Of note is that the top ten includes all of the Māori electorates.
This is likely due to the higher proportion of Māori voters casting
special votes. Special votes have an added level of complexity and
requirements compared with ordinary votes and thus are more likely to be
disallowed.
Visualising Special Votes by Type
And finally, to understand what is driving the higher proportions in
1996 and 1999, add the electorate type, again using the add_data()
function: Prepare Data
# Add Electorate Type column
df <- add_data(vote_df, output = "type")
# Prepare data
df <- df %>%
filter(Ballot == "Party") %>%
mutate(Method = ifelse(Method == "Ordinary", Method, "Special")) %>%
group_by(Election, Electorate_Type, Method) %>%
summarise(Votes = sum(Votes), .groups = 'drop') %>%
ungroup() %>%
group_by(Election, Electorate_Type) %>%
mutate(Percentage = round(Votes / sum(Votes) * 100, 2)) %>%
ungroup() %>%
filter(Method == "Special") %>%
arrange(-Percentage)
# View data
head(df)
Election | Electorate_Type | Method | Votes | Percentage |
---|---|---|---|---|
1996 | Maori | Special | 41274 | 37.46 |
1999 | Maori | Special | 30741 | 27.30 |
2023 | Maori | Special | 48846 | 25.70 |
2020 | Maori | Special | 47617 | 24.96 |
2017 | Maori | Special | 39915 | 23.76 |
2014 | Maori | Special | 28850 | 18.48 |
Create Plot
Visualise the proportion of
Party Special Declaration Votes by Electorate Type over time.
df %>%
ggplot(aes(x = as.character(Election), y = Percentage,
group = Electorate_Type,
colour = Electorate_Type)) +
geom_line() +
geom_point() +
scale_colour_manual(values = scgUtils::colour_pal("catSimplified")) +
labs(title = "Proportion of Special Party Votes\nby Electorate Type over Time (1996 - 2023)",
y = "Percentage (%)\n",
x = "Election",
colour = "Electorate Type") +
scgUtils::theme_scg()
This graph shows the significantly higher proportions of special votes
cast in Māori electorates compared with General electorates.
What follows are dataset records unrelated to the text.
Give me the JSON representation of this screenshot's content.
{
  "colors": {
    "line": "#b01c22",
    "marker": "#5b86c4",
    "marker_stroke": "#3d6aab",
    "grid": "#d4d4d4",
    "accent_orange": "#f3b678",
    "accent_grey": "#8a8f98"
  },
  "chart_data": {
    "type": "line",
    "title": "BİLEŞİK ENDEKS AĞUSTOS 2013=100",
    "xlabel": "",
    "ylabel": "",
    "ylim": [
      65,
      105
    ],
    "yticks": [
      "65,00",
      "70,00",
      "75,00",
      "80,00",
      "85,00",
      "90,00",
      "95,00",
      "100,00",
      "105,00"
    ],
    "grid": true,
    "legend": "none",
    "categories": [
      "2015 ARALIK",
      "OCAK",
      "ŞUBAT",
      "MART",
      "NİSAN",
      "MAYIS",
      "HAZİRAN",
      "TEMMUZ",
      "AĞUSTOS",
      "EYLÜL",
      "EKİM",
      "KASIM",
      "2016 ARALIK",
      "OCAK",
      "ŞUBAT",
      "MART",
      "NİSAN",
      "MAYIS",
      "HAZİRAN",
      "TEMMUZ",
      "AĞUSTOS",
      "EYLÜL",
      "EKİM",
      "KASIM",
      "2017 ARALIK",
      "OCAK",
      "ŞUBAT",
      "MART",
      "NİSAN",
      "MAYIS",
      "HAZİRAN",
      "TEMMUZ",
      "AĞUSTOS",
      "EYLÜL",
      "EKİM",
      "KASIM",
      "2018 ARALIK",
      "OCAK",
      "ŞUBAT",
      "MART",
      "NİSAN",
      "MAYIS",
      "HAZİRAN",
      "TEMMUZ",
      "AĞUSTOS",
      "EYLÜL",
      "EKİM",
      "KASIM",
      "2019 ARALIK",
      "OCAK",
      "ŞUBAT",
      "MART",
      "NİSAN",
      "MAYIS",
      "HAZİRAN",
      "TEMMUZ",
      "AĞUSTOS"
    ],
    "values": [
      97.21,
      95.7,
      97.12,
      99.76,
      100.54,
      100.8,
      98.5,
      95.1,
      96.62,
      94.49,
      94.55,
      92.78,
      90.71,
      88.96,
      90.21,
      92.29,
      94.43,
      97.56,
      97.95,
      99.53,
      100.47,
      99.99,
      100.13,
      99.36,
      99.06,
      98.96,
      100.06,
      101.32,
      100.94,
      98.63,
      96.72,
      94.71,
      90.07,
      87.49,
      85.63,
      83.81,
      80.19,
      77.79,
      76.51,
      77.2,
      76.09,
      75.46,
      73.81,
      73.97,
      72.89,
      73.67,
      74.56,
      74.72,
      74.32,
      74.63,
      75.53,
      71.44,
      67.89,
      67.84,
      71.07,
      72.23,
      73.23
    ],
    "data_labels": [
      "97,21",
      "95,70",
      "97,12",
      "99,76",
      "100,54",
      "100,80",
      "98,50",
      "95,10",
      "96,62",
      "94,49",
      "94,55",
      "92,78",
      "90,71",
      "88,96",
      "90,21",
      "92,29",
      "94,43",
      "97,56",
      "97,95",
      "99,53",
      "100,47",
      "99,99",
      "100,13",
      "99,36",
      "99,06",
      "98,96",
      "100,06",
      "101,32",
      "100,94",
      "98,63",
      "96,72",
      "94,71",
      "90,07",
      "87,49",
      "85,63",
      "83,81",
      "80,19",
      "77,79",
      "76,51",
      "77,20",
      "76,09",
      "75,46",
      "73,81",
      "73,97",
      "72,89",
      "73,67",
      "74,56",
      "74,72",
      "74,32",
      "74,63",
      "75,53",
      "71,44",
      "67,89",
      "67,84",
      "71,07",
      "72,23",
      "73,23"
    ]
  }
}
The cause
of this has been noted in a parliamentary
research paper which explained that due to the geographic size of
the Māori electorates and the limited number of Māori polling booths,
these voters are required to travel further to cast an ordinary vote. As
such, Māori voters were more likely to cast a special vote at General
electorate polling places.
Between 1993 and 1999, the number of polling places in which Māori voters could cast their vote was increased from 534 to 1,203. This was seen to aid in the reduction of special votes.